Omdat de NVAO zich bij de beoordeling van de accreditatieaanvraag bijna uitsluitend baseert op de visitatierapporten, is het van belang dat duidelijk is waarop het oordeel is gestoeld. Een betere onderbouwing kan ook voorkomen dat verschillende commissies verschillend oordelen over onderwerpen die bij opleidingen binnen eenzelfde instelling op precies dezelfde manier zijn vormgegeven. Dat kwam wel eens voor bij het oordeel over de interne kwaliteitszorg. Ook kunnen de werkzaamheden van de visitatiecommissies te beperkt zijn als zij onvoldoende kunnen steunen op het zelfevaluatierapport van de opleiding.

Het is van belang dat visitatiecommissies zodanig zijn samengesteld dat ze bij hun werkzaamheden respect en vertrouwen krijgen. De samenstelling van de commissies voldoet echter niet altijd aan de eisen. De commissies zijn te beperkt internationaal samengesteld. In Nederland is de onafhankelijkheid van commissieleden niet altijd gegarandeerd en is deskundigheid van de vakdiscipline niet altijd in voldoende mate aanwezig. In Vlaanderen ontbreekt vaak een student of evaluatiedeskundige en is bij academische opleidingen de samenstelling te eenzijdig academisch.

In Nederland is de markt voor visiterende en beoordelende instanties (VBI’s) nauwelijks van de grond gekomen. De Netherlands Quality Agency (NQA) en de Quality Assurance Netherlands Universities (QANU), verzelfstandigde onderdelen van respectievelijk de raad voor het hoger beroepsonderwijs (HBO-raad) en de Vereniging van Universiteiten (VSNU), hebben verreweg het grootste marktaandeel.

De Vlaamse evaluatieorganen bewerkstelligen de onafhankelijkheid van de visitatie door hun opdracht te beperken tot het organisatorische en die te scheiden van de opdracht van de visitatiecommissies.

2.3.3 Conclusies NVAO

De NVAO heeft de invulling van haar opdracht en haar werkzaamheden goed geregeld en afgebakend met reglementen, protocollen en draaiboeken. Zij komt tot duidelijke beslissingen die zij vervolgens openbaar maakt.

Toch is meer helderheid nodig bij de wijze waarop de NVAO de accreditatieaanvraag beoordeelt. Het is niet altijd duidelijk hoe zij positieve en negatieve facetoordelen afweegt in een eindoordeel. Zo zet zich het gebrek aan transparantie in de zelfevaluatie via de visitatierapporten door in de argumentatie van de accreditatiebeslissing. De NVAO heeft weinig instrumenten om aanvullende informatie in te winnen of aanvullend onderzoek te doen en maakt naar het oordeel van de Algemene Rekenkamer en het Rekenhof ook weinig gebruik van de beschikbare mogelijkheden. Die mogelijkheden zijn voor Nederlandse en Vlaamse dossiers verschillend. Bij de Nederlandse procedure maakt de NVAO gebruik van verificatiecommissies en bij de Vlaamse opleidingen heeft de NVAO de mogelijkheid hoorzittingen te organiseren of aanvullende visitaties te vragen.
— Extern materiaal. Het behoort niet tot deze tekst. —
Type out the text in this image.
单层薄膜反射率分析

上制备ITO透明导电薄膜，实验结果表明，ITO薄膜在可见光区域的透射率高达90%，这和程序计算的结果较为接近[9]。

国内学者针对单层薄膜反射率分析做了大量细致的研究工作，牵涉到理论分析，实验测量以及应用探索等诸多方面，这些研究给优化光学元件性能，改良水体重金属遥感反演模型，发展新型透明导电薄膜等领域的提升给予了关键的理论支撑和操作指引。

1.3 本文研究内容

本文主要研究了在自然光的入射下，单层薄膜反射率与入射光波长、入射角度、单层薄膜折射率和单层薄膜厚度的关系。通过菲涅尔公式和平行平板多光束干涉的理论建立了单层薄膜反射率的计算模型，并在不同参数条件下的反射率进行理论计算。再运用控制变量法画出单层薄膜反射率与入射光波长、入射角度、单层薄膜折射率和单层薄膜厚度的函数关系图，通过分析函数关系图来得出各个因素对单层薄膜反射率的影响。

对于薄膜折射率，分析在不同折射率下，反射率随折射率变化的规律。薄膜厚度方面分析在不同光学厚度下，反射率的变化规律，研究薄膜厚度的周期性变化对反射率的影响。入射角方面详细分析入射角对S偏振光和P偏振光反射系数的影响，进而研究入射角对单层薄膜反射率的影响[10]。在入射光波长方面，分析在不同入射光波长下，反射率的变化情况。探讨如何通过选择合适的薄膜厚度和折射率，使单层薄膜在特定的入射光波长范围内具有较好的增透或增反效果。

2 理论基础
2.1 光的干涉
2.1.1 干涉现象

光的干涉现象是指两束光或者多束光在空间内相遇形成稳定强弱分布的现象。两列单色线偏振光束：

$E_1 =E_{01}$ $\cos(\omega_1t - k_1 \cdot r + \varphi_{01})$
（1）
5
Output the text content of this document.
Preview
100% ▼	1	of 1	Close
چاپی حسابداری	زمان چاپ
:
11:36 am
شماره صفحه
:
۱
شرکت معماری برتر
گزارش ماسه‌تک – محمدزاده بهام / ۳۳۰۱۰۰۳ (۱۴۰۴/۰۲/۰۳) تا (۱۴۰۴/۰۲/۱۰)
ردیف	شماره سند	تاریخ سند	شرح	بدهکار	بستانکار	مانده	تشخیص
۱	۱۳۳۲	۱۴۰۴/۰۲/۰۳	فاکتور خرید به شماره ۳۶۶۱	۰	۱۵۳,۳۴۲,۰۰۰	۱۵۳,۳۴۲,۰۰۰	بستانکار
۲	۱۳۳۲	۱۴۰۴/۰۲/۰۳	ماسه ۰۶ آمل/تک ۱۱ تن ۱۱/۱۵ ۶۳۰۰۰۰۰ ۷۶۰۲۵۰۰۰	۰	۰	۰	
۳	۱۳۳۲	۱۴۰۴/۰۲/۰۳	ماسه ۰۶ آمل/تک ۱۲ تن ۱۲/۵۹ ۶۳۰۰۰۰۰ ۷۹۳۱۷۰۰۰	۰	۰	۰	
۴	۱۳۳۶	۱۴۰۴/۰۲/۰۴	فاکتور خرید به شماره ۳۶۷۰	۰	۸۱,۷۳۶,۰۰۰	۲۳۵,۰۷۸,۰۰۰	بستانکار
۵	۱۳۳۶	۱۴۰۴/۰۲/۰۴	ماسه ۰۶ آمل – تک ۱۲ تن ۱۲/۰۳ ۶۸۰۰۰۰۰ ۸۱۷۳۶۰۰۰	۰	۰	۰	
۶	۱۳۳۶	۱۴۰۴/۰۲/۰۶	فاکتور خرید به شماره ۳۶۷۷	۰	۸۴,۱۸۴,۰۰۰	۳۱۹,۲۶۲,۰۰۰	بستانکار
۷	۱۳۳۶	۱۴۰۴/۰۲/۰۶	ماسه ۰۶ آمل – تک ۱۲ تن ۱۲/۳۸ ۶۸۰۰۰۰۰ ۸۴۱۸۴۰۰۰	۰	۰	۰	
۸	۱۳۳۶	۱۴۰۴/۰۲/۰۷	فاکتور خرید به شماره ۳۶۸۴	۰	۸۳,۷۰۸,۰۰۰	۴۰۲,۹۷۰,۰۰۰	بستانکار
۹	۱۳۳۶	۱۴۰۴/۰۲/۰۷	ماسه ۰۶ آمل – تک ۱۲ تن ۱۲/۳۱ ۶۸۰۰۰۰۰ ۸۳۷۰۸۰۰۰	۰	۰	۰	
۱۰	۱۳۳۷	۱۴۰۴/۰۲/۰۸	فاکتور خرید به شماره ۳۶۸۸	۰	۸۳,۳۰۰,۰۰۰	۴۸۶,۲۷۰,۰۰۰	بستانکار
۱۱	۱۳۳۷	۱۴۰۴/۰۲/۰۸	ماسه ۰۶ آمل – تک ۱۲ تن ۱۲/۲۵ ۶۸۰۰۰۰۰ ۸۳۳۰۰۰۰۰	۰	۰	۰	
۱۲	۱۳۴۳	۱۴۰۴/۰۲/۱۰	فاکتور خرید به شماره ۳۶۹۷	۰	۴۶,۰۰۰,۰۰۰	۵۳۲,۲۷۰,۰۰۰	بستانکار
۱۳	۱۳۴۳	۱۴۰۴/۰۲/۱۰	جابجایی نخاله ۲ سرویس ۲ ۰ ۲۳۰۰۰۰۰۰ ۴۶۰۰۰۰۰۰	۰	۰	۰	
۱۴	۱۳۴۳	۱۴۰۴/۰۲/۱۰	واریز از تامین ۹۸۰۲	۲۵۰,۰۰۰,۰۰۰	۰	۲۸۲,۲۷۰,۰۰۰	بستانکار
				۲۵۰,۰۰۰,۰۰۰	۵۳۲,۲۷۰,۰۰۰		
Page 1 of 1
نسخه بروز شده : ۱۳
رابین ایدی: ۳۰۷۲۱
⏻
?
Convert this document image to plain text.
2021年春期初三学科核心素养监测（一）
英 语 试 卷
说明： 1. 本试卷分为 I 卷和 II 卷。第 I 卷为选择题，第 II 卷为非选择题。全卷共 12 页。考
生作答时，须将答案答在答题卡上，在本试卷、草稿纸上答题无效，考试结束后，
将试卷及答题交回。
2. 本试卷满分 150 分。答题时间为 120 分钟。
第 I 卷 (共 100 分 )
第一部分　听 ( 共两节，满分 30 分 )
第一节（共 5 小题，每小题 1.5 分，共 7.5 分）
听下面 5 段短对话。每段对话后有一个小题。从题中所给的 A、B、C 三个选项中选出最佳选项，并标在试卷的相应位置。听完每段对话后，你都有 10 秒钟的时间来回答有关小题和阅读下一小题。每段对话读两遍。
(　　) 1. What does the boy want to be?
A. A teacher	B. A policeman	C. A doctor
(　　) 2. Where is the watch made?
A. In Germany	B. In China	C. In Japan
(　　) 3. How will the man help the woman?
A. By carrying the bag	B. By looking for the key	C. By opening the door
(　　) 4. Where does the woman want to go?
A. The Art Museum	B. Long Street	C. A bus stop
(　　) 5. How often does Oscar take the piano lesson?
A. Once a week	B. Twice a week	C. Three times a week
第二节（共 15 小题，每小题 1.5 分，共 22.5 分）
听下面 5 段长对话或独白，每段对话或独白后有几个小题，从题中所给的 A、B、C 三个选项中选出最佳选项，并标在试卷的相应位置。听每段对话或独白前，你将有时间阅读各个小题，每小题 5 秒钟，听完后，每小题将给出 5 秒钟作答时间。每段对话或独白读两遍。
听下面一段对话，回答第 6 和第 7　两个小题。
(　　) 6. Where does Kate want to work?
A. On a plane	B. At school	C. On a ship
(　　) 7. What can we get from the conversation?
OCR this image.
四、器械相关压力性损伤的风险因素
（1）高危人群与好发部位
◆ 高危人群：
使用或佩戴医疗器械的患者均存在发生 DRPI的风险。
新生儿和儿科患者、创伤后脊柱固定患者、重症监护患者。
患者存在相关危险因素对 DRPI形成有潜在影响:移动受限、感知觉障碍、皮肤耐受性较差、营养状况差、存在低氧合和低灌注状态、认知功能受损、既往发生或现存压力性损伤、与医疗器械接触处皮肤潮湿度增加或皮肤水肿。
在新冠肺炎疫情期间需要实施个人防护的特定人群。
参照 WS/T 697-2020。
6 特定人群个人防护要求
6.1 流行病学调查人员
Verder bestaat vooral bij een hoge instroom van aanvragen het risico dat de beoordelingen van opleidingen onvoldoende op elkaar worden afgestemd.

In Nederland komt het voor dat de NVAO een visitatierapport afkeurt omdat het niet aan de formele eisen voldoet, terwijl zij eigenlijk de kwaliteit van de opleiding onvoldoende vindt. De opleiding krijgt daarmee de opdracht het rapport te (laten) verbeteren, maar krijgt zo op oneigenlijke wijze een verbetertraject aangeboden. Ook in Vlaanderen komen oneigenlijke verbetertrajecten voor als de NVAO aanvullende of nieuwe visitaties vraagt. Daar is nochtans decretaal in een verbetertraject voorzien als de NVAO geen accreditatie verleent, maar die mogelijkheid wordt weinig gebruikt.

De NVAO heeft tegen een aantal Nederlandse commissies geen bezwaar gemaakt hoewel bewijzen van onafhankelijkheid en deskundigheid ontbraken.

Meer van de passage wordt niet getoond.